Dr. Rudy Tanzi, "Rock Star of Science," Records with Aerosmith
Besides being a respected geneticist, Dr. Rudy Tanzi has played with Aerosmith, written a book with Deepak Chopra, and will host a PBS special
By Andrew Doerfler
It was 2009 when Dr. Rudy Tanzi was asked to appear in a GQ magazine photo shoot for a campaign called “Rock Stars of Science.” The shoot, organized by the Geoffrey Beene Foundation, was aimed at raising awareness of scientific research by matching accomplished researchers with famous musicians. Tanzi, who heads Massachusetts General Hospital’s Genetics and Aging Research Unit and teaches neurology at Harvard Medical School, was paired with a fellow Bostonian, Aerosmith guitarist Joe Perry.
“After the shoot, I was talking to Joe, and I said that actually I play,” Tanzi said. “He said we should jam some time.”
Three years later, Tanzi really is a rock star of science. He recorded organ tracks for Aerosmith’s just-released new album, “Music From Another Dimension!,” he co-wrote the book “Super Brain” with physician and mind-body expert Deepak Chopra, and he adapted the book into a PBS special, which he also hosts in a Carl Sagan-like manner. Both “Music From Another Dimension!” and the book “Super Brain,” which offers techniques to use your brain most effectively, went on sale this month. The book hit No. 7 on The New York Times Hardcover Advice & Misc. bestseller list, while the record debuted at No. 5 on the Billboard 200. The television special will begin airing nationally on Saturday.
Tanzi, who lives in Cohasset with his wife and daughter, has been balancing his scientific pursuits and his creative endeavors for decades.
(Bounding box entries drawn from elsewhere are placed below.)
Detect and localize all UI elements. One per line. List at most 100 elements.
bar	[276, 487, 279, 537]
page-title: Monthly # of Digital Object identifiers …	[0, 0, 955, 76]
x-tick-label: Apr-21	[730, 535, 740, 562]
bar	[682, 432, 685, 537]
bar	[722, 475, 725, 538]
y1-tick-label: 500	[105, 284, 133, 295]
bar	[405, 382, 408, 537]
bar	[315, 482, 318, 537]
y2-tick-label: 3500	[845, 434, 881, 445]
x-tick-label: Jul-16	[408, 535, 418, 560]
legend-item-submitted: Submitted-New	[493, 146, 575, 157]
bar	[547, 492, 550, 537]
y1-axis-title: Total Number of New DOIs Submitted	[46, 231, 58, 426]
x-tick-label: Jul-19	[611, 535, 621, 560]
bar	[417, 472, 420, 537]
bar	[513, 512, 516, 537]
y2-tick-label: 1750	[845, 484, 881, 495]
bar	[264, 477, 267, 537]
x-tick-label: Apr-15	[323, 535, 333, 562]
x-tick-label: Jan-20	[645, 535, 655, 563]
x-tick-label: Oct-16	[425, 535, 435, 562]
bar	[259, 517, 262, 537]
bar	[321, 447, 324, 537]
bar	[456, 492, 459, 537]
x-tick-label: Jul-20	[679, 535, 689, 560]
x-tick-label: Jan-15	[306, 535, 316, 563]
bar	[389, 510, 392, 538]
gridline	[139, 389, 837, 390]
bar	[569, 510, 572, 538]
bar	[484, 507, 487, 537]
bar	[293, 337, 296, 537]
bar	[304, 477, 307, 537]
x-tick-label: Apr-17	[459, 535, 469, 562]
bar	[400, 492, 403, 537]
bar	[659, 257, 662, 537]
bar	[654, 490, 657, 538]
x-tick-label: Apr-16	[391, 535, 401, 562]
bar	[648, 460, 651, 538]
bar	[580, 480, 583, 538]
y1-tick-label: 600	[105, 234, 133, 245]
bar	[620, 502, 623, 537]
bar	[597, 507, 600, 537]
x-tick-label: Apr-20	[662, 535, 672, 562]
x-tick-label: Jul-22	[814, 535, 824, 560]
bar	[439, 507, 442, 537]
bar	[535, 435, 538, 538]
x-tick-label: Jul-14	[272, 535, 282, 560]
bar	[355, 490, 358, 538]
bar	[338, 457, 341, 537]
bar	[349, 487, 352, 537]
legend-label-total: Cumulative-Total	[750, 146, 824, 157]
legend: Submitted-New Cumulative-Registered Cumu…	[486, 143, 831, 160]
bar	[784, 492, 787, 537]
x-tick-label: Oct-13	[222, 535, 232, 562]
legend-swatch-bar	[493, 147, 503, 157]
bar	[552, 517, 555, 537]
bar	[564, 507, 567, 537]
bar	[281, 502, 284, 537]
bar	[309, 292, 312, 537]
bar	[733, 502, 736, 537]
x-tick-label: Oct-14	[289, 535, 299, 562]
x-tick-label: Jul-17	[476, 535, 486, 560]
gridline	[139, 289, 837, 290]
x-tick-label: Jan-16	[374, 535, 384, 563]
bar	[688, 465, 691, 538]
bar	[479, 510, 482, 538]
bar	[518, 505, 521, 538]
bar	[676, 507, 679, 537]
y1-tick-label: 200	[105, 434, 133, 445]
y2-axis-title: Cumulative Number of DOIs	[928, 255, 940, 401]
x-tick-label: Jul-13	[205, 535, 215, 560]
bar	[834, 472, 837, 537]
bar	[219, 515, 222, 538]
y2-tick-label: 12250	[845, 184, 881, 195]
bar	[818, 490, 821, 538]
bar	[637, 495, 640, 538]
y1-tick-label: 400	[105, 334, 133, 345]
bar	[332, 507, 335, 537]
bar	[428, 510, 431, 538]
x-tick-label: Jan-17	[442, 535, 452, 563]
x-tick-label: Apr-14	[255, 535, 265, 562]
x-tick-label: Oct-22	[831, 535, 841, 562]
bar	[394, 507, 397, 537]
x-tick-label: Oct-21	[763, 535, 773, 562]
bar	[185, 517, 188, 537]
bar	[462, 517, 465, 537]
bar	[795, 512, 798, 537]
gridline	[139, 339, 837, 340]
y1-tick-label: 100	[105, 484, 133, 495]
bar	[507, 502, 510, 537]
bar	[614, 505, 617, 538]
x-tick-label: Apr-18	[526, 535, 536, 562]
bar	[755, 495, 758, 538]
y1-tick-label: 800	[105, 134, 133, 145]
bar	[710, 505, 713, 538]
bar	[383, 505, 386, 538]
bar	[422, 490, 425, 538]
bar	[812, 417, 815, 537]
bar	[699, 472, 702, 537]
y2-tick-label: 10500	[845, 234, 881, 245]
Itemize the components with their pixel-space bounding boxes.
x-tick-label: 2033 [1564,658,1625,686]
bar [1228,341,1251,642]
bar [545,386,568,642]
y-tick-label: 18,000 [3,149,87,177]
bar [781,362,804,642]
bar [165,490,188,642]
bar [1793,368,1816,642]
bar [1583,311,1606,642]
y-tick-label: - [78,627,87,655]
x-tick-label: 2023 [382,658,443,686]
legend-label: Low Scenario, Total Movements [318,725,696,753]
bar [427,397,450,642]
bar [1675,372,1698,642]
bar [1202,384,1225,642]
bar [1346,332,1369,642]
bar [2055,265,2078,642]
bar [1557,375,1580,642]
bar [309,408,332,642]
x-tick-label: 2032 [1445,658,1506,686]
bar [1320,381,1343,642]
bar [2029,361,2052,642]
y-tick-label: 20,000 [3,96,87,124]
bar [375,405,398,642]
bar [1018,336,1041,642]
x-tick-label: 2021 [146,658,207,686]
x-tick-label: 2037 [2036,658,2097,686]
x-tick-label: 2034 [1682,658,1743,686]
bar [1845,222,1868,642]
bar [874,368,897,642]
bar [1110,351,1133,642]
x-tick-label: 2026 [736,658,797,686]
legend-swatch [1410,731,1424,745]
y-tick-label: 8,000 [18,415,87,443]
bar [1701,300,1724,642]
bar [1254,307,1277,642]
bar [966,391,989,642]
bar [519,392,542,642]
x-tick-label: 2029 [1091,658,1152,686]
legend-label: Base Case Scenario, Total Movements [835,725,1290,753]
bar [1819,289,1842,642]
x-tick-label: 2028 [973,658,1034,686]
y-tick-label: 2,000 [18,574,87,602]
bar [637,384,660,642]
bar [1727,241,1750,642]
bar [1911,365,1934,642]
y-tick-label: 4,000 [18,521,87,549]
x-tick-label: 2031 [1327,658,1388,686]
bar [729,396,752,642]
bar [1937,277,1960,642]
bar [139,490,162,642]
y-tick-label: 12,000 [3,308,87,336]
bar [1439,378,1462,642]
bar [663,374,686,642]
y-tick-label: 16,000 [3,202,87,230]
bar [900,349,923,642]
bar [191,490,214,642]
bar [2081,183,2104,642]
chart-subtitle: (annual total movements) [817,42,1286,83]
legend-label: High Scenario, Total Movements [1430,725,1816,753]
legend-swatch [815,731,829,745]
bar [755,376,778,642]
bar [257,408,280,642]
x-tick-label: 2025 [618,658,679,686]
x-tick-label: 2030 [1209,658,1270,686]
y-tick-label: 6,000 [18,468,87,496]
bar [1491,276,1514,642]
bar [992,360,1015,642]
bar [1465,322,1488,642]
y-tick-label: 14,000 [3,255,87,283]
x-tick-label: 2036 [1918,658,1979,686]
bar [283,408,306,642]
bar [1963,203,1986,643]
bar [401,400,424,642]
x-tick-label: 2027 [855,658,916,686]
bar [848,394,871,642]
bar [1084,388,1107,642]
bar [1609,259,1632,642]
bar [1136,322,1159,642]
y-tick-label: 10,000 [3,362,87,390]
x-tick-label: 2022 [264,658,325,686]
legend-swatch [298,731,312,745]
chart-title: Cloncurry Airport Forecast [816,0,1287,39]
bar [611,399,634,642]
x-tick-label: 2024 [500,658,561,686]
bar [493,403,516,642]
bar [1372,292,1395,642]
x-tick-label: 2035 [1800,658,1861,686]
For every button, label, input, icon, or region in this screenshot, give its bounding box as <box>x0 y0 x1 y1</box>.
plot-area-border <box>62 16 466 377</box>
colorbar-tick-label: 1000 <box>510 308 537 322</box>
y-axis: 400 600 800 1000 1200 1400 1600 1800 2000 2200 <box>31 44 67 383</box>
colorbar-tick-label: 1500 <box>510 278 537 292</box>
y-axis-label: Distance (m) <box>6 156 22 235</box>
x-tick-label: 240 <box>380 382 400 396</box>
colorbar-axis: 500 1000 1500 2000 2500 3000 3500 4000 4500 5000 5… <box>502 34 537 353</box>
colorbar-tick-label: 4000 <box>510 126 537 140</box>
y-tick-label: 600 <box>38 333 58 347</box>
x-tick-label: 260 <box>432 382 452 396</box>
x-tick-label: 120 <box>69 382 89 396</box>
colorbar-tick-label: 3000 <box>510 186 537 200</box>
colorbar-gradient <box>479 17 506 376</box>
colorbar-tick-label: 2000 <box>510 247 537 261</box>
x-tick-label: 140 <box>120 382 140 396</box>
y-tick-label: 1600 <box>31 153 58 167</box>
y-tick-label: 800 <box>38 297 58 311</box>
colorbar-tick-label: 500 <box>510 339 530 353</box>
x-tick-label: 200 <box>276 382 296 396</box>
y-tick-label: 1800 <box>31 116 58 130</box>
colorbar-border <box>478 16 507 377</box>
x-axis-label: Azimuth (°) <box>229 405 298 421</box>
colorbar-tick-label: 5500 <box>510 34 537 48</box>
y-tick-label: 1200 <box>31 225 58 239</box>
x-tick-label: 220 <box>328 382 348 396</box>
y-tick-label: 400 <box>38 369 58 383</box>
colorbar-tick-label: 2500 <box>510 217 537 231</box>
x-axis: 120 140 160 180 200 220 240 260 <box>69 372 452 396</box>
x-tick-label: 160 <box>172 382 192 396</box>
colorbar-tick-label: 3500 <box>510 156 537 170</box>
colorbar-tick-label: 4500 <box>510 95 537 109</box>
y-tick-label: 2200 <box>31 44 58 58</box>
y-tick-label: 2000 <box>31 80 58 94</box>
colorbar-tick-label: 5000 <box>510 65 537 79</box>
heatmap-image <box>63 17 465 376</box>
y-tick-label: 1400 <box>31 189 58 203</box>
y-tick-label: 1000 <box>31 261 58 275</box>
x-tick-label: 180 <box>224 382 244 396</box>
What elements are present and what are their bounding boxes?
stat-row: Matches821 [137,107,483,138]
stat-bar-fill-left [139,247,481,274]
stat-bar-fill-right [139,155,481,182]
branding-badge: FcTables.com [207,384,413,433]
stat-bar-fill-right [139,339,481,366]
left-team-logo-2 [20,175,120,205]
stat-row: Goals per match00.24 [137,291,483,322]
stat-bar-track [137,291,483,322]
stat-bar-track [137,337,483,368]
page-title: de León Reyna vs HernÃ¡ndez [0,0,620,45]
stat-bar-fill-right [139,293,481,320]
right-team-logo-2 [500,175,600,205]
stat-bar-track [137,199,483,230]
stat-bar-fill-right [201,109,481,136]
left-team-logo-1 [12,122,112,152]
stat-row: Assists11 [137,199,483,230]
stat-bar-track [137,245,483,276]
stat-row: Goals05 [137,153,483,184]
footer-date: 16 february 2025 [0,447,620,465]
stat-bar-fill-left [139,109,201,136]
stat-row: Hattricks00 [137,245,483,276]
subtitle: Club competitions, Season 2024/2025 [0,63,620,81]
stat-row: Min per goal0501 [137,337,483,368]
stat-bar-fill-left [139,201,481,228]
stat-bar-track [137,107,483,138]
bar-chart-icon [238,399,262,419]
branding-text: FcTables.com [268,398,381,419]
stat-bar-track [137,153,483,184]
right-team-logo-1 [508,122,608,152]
He’s been a musician since he was a boy in Rhode Island, first picking up the accordion before moving on to organ, piano, and harmonica. By 1980, he was performing in a band five nights a week while researching Huntington’s disease at Harvard during the day.
But his path to performing on the Aerosmith record didn’t really begin until the GQ photo spread.
That led Tanzi to play concerts for the Rock Stars of Science campaign with Perry and National Institutes of Health director Francis Collins, who plays guitar and had also appeared in the GQ shoot. Earlier this year, Perry invited Tanzi to appear with the Joe Perry Project at Muhammad Ali’s 70th birthday party and on “The Tonight Show With Jay Leno.” When working on the upcoming Aerosmith album, Perry felt the track “Something,” a slow, bluesy number, called for some of Tanzi’s Hammond B3 organ playing to start it off.
“He’s easily the best Hammond player I’d ever heard face to face,” said Perry, who sings lead vocals on “Something,” while Steven Tyler steps back to man the drums.
Perry said the work ethic Tanzi developed over years in the lab applies perfectly to music.